Beständig dreht sich dieses Rad, droht die Schauspieler vom Boden zu heben. Nur in den Krisen kommt es zum Stillstand. Doch aus jeder Krise – vom Sezessionskrieg bis zum Schwarzen Freitag – gehen die Lehman Brothers gestärkt hervor. Handeln mit Baumwolle, Kaffee, Erdöl. Investieren in Eisenbahnen. Bis Philip, Emanuels Sohn, den Schritt weg von der Ware, hin zum reinen Finanzinstitut wagt. Immer schneller dreht sich das Rad, aggressive Trader fahren jetzt die Milliarden ein, das Rad rast im zuckenden Strobo-Licht.

Doch eigentlich würde dieser Abend auch ohne jede Kulisse funktionieren, die sieben Schauspieler in wechselnden Rollen greifen die Geschichte sozusagen aus der Luft. Ein paar Kleiderwechsel, ein Sack Baumwolle und Spray, das die Haare ergrauen lässt, der Rest ist reine Behauptung. So, befürchtet der Laie, funktioniert wohl auch der Hochfinanzsektor.

Infos zum Stück

Regie: Stefan Bachmann

Bühne: Olaf Altmann

Kostüme: Barbara Drosihn

Musik: Sven Kaiser

Mit: Sascha Göpel, Simon Kirsch, Philipp Lux, Ahmad Mesgarha,Thomas Müller, Torsten Ranft, Jörg Ratjen

Termine: 10., 19. April, Depot 1, Länge: 3 1/2 Stunden

Schauspieler-Ensemble überzeugt

Der Abend ist eine Koproduktion mit dem Staatsschauspiel Dresden, dort fand auch die deutschsprachige Erstaufführung statt (in der Übersetzung von Gerda Poschmann-Reichenau), bereits im vergangenen Sommer. Deshalb stehen nun nicht nur Schauspieler aus Dresden – Torsten Ranft, Ahmad Mesgarha, Philipp Lux, Sascha Göpen – und Köln – Thomas Müller, Jörg Ratjen, Simon Kirsch – gemeinsam auf der Bühne, sie sind auch bestens aufeinander eingespielt. Ja es ist die reine Freude, ihnen zuzuschauen.
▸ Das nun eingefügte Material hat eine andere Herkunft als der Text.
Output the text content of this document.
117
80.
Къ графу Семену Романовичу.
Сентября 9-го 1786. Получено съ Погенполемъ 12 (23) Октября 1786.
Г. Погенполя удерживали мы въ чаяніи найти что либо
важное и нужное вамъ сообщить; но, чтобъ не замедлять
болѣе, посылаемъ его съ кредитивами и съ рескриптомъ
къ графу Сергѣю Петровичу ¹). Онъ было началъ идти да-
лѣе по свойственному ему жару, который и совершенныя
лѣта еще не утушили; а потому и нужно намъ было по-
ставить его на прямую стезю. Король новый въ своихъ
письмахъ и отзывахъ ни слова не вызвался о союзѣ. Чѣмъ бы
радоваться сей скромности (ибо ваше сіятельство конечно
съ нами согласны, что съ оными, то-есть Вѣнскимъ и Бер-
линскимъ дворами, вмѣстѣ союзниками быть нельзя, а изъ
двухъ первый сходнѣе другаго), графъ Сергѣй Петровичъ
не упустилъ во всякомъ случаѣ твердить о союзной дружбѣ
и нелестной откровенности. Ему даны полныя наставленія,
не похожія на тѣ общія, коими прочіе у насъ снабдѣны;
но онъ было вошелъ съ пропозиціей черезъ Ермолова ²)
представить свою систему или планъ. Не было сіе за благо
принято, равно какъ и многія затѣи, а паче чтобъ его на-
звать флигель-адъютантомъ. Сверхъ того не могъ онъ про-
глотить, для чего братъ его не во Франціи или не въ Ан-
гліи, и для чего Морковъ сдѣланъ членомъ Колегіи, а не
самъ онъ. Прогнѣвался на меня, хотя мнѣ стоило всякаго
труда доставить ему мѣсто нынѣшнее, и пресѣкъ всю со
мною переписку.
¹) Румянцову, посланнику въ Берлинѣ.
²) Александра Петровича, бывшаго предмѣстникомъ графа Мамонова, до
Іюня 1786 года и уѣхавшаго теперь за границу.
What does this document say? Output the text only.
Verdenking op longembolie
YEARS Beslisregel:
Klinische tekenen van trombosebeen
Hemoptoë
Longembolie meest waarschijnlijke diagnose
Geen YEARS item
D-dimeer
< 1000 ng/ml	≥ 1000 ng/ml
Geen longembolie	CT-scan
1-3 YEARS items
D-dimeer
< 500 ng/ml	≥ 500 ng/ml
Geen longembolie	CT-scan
Rein formal weiß man nach fünf Minuten, wie der Rest der Inszenierung ablaufen wird, Bachmann zieht keine neuen Ebenen ein oder hält Überraschungen in der Hinterhand. Doch man bleibt dran. Schon aus purer Lust an der Erzählung. Vor allem aber, weil Ranft als cholerischer Emanuel und Mesgarha sanguinischer Meyer ein so kongeniales Komikerpaar abgeben. Oder weil der Konflikt zwischen Ratjens stocknüchternen, buchführenden Vater Philip und Lux’ flatterhaft-träumenden Sohn Robert bester „Dallas“-Stoff ist.

Die Nerven liegen bei beiden blank. Der „Yes, we can“-Geist der frühen Jahre ist längst verflogen. Ausgerechnet Bobbie Lehman muss sich dann durch die Jahre der Depression zittern – und baut die Bank mit dem Kapital neuer Investoren zu jenen Finanzriesen aus, der später so spektakulär von den Mächten des Marktes gefällt wird.

Stefano Massinis Spielvorlage funktioniert nicht zuletzt als süffige Primetime-Soap. Das Vertrauen in die Banken mag nachhaltig erschüttert worden sein. Nach der Krise ist vor der Krise. Das Vertrauen in die Macht der großen Erzählungen aber hält vorerst, was der herzliche Schlussapplaus bestätigte.